Спасибо! Играю так с самого детства,по другому никогда не играл! Все началось с того,что в начале 80-х очень хотелось играть рок музыку,а возможностей таких не было! Музыку было достать трудно,аппаратуру тоже))Да и плюс ко всему в стране еще был "железный занавес". И я положил гитару на колени и начал бить по гитаре карандашом,заменяя тем самым гитару и ударные. Потом захотелось более серьезной музыки и я перешел на игру перебором.Ну а гитара так и прижилась на коленях)))
Строй гитары мой,он один. Их было несколько,но потом остановился именно на этом,самом подходящем)
Вот так я играл в детстве)))

----------


## Mazaykina

*Борис Улыбышев*,
Борис, я очень рада, что ты появился у нас! С полгода назад дали ссылку на ютуб с твоим исполнением, многим друзьям показывала. А теперь ты с нами, ЗДОРВО!!! Кроме того, что у тебя необычная манера исполнения, что уже привлекает, но главное- у тебя композиторский талант, мне очень понравилась музыка.
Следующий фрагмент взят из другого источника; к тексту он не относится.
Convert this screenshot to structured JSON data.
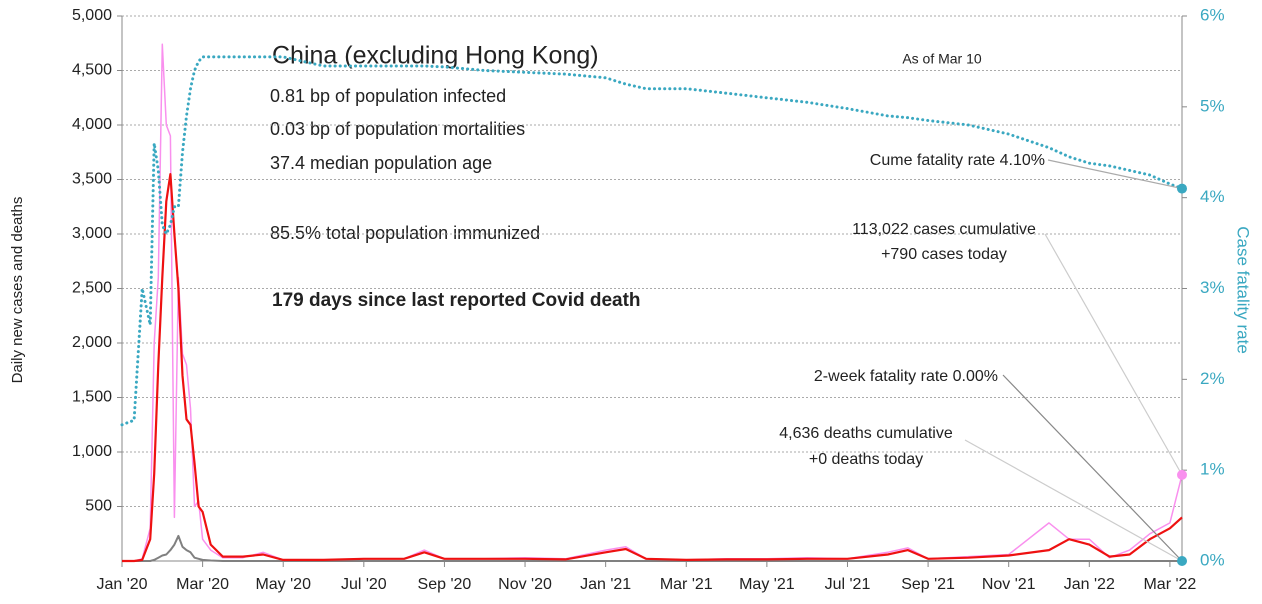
{
  "chart_data": {
    "type": "line",
    "title": "China (excluding Hong Kong)",
    "notes": [
      "0.81 bp of population infected",
      "0.03 bp of population mortalities",
      "37.4 median population age",
      "85.5% total population immunized"
    ],
    "highlight": "179 days since last reported Covid death",
    "as_of": "As of Mar 10",
    "ylabel": "Daily new cases and deaths",
    "y2label": "Case fatality rate",
    "callouts": [
      "Cume fatality rate 4.10%",
      "113,022 cases cumulative",
      "+790 cases today",
      "2-week fatality rate 0.00%",
      "4,636 deaths cumulative",
      "+0 deaths today"
    ],
    "x": [
      0,
      0.3,
      0.5,
      0.7,
      0.8,
      0.9,
      1.0,
      1.1,
      1.2,
      1.3,
      1.4,
      1.5,
      1.6,
      1.7,
      1.8,
      1.9,
      2.0,
      2.2,
      2.5,
      3,
      3.5,
      4,
      5,
      6,
      7,
      7.5,
      8,
      9,
      10,
      11,
      12,
      12.5,
      13,
      14,
      15,
      16,
      17,
      18,
      19,
      19.5,
      20,
      21,
      22,
      23,
      23.5,
      24,
      24.5,
      25,
      25.5,
      26,
      26.3
    ],
    "xlim": [
      0,
      26.3
    ],
    "xticks": [
      {
        "value": 0,
        "label": "Jan '20"
      },
      {
        "value": 2,
        "label": "Mar '20"
      },
      {
        "value": 4,
        "label": "May '20"
      },
      {
        "value": 6,
        "label": "Jul '20"
      },
      {
        "value": 8,
        "label": "Sep '20"
      },
      {
        "value": 10,
        "label": "Nov '20"
      },
      {
        "value": 12,
        "label": "Jan '21"
      },
      {
        "value": 14,
        "label": "Mar '21"
      },
      {
        "value": 16,
        "label": "May '21"
      },
      {
        "value": 18,
        "label": "Jul '21"
      },
      {
        "value": 20,
        "label": "Sep '21"
      },
      {
        "value": 22,
        "label": "Nov '21"
      },
      {
        "value": 24,
        "label": "Jan '22"
      },
      {
        "value": 26,
        "label": "Mar '22"
      }
    ],
    "ylim": [
      0,
      5000
    ],
    "yticks": [
      {
        "value": 500,
        "label": "500"
      },
      {
        "value": 1000,
        "label": "1,000"
      },
      {
        "value": 1500,
        "label": "1,500"
      },
      {
        "value": 2000,
        "label": "2,000"
      },
      {
        "value": 2500,
        "label": "2,500"
      },
      {
        "value": 3000,
        "label": "3,000"
      },
      {
        "value": 3500,
        "label": "3,500"
      },
      {
        "value": 4000,
        "label": "4,000"
      },
      {
        "value": 4500,
        "label": "4,500"
      },
      {
        "value": 5000,
        "label": "5,000"
      }
    ],
    "y2lim": [
      0,
      6
    ],
    "y2ticks": [
      {
        "value": 0,
        "label": "0%"
      },
      {
        "value": 1,
        "label": "1%"
      },
      {
        "value": 2,
        "label": "2%"
      },
      {
        "value": 3,
        "label": "3%"
      },
      {
        "value": 4,
        "label": "4%"
      },
      {
        "value": 5,
        "label": "5%"
      },
      {
        "value": 6,
        "label": "6%"
      }
    ],
    "grid": true,
    "series": [
      {
        "color": "#f990ee",
        "width": 1.5,
        "values": [
          0,
          0,
          20,
          300,
          2000,
          2600,
          4740,
          4000,
          3900,
          400,
          2600,
          1900,
          1800,
          1400,
          500,
          550,
          200,
          100,
          30,
          30,
          80,
          10,
          10,
          20,
          20,
          100,
          20,
          20,
          30,
          20,
          100,
          130,
          20,
          10,
          20,
          20,
          30,
          20,
          80,
          120,
          20,
          40,
          60,
          350,
          200,
          200,
          30,
          100,
          250,
          350,
          790
        ]
      },
      {
        "color": "#808080",
        "width": 2,
        "values": [
          0,
          0,
          0,
          0,
          10,
          30,
          50,
          60,
          100,
          150,
          230,
          130,
          100,
          80,
          30,
          20,
          10,
          5,
          0,
          0,
          0,
          0,
          0,
          0,
          0,
          0,
          0,
          0,
          0,
          0,
          0,
          0,
          0,
          0,
          0,
          0,
          0,
          0,
          0,
          0,
          0,
          0,
          0,
          0,
          0,
          0,
          0,
          0,
          0,
          0,
          0
        ]
      },
      {
        "color": "#ee1111",
        "width": 2.2,
        "values": [
          0,
          0,
          10,
          200,
          800,
          1800,
          2600,
          3300,
          3550,
          3000,
          2500,
          1700,
          1300,
          1250,
          900,
          500,
          450,
          150,
          40,
          40,
          60,
          10,
          10,
          20,
          20,
          80,
          20,
          20,
          20,
          15,
          80,
          110,
          20,
          10,
          15,
          15,
          20,
          20,
          60,
          100,
          20,
          30,
          50,
          100,
          200,
          150,
          40,
          60,
          200,
          300,
          400
        ]
      },
      {
        "color": "#3aa8c1",
        "width": 3,
        "dotted": true,
        "axis": "y2",
        "values": [
          1.5,
          1.55,
          3.0,
          2.6,
          4.6,
          4.3,
          3.7,
          3.6,
          3.7,
          3.9,
          3.9,
          4.5,
          4.9,
          5.2,
          5.4,
          5.5,
          5.55,
          5.55,
          5.55,
          5.55,
          5.55,
          5.55,
          5.45,
          5.45,
          5.45,
          5.45,
          5.44,
          5.4,
          5.38,
          5.36,
          5.32,
          5.25,
          5.2,
          5.2,
          5.15,
          5.1,
          5.05,
          4.98,
          4.9,
          4.88,
          4.85,
          4.8,
          4.7,
          4.55,
          4.45,
          4.38,
          4.35,
          4.3,
          4.25,
          4.15,
          4.1
        ]
      }
    ]
  }
}
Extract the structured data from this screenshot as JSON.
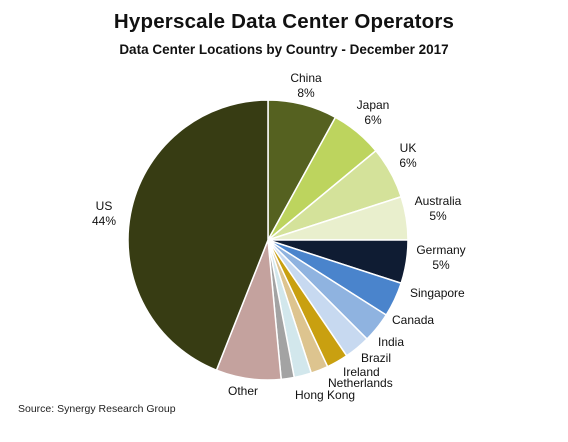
{
  "chart_data": {
    "type": "pie",
    "title": "Hyperscale Data Center Operators",
    "subtitle": "Data Center Locations by Country - December 2017",
    "source": "Source: Synergy Research Group",
    "slices": [
      {
        "label": "US",
        "value_label": "44%",
        "value": 44,
        "color": "#373c13"
      },
      {
        "label": "China",
        "value_label": "8%",
        "value": 8,
        "color": "#556120"
      },
      {
        "label": "Japan",
        "value_label": "6%",
        "value": 6,
        "color": "#bdd45e"
      },
      {
        "label": "UK",
        "value_label": "6%",
        "value": 6,
        "color": "#d4e29a"
      },
      {
        "label": "Australia",
        "value_label": "5%",
        "value": 5,
        "color": "#e9efcd"
      },
      {
        "label": "Germany",
        "value_label": "5%",
        "value": 5,
        "color": "#0f1c33"
      },
      {
        "label": "Singapore",
        "value_label": "",
        "value": 4,
        "color": "#4a84cc"
      },
      {
        "label": "Canada",
        "value_label": "",
        "value": 3.5,
        "color": "#8fb3e0"
      },
      {
        "label": "India",
        "value_label": "",
        "value": 3,
        "color": "#c7d9f0"
      },
      {
        "label": "Brazil",
        "value_label": "",
        "value": 2.5,
        "color": "#c9a010"
      },
      {
        "label": "Ireland",
        "value_label": "",
        "value": 2,
        "color": "#ddc48f"
      },
      {
        "label": "Netherlands",
        "value_label": "",
        "value": 2,
        "color": "#d2e7ec"
      },
      {
        "label": "Hong Kong",
        "value_label": "",
        "value": 1.5,
        "color": "#a3a3a3"
      },
      {
        "label": "Other",
        "value_label": "",
        "value": 7.5,
        "color": "#c4a29e"
      }
    ]
  }
}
Когда слушала первые две композиции поймала себя на мысли- вот бы классную акустическую гитару парню... (нууу. это не касается последней :biggrin: )

----------


## Борис Улыбышев

Благодарю, Марина!! Очень приятно получить такой отзыв! :smile: , Я признаться честно, никогда раньше на форумах не общался, но теперь понимаю, что многое терял - здесь очень интересно. 
А на счет гитары, да, подумываю о другой - для музыканта хороший инструмент, который бы порлностью его устраивал наверное самый важный и "больной" вопрос.

----------


## Борис Улыбышев

Музыка,исполнение Борис Улыбышев

----------


## Anna Russia

> По умолчанию Борис Улыбышев Вальс уходящего лета
> BORKED
> Музыка,исполнение Борис Улыбышев


:smile:  Спасибо огромное за музыку! Впервые такое вижу - очень впечатляет!!! 
Звучит красиво и мелодично, и чисто (что у меня даже в обычной постановке не всегда выходит :rolleyes:)

----------


## Борис Улыбышев

Благодарю! Очень рад,что Вам понравилась музыка!:smile:

----------


## Борис Улыбышев

Концерт 27 марта 2010 г. В ДК Ростсельмаш

----------


## Борис Улыбышев



----------


## Лев

> Свободная фантазия


Великолепно! :Ok:

----------


## Борис Улыбышев

> Великолепно!


Спасибо! :smile:

----------


## Борис Улыбышев

Музыка,исполнение Борис Улыбышев

----------


## Лев

> Пасмурный день


Хорошо передал настроение :Ok:  С хорошей гитарой тебя!

----------


## Валерьевна

Привет, Борис! 
Прекрасные композиции!!!  :Ok:  :Aga: 
Слушала с большим удовольствием!!! 
А владеете инструментом, кроме того, что нетрадиционно, ещё и  виртуозно!!! Здорово!!!! :flower: 
Самое интересное, первый раз услышала музыку, и сразу в голове зазвучало стихотворение. 
Очень хорошо прописаны чувства и мысли в мелодии «Пасмурный день», поэтому слушая, я уже знала, о чём напишу. 
Слушала, записывала ассоциации, а потом их зарифмовала.
Надеюсь, правильно поймала образ чувств, который озвучен композитором, то есть Вами.  :Oj:  
 Буду рада, если это так.  Вот то, что получилось.

"Пасмурный день"
Плач грёз,
Всё всерьёз.   
Лето летит паутинкой.
Лист, взмыв ветер унёс.
С клёнов смахнув слезинку.
Бродим вместе.
Память где-то 
Ищет лета  храм.                                      
Дождь-кудесник нам гадает,
Каплей по рукам.
Мыслей стая улетает….

Где ты, 
Солнца свет?
Подаришь ли надежду?
Чей осень смыла след?
Вернется ль он как прежде.
Бродим вместе.
Память где-то 
Ищет лета  храм.                                      
Дождь-кудесник нам гадает,
Каплей по рукам.
Снова печаль….

----------


## Борис Улыбышев

> Хорошо передал настроение С хорошей гитарой тебя!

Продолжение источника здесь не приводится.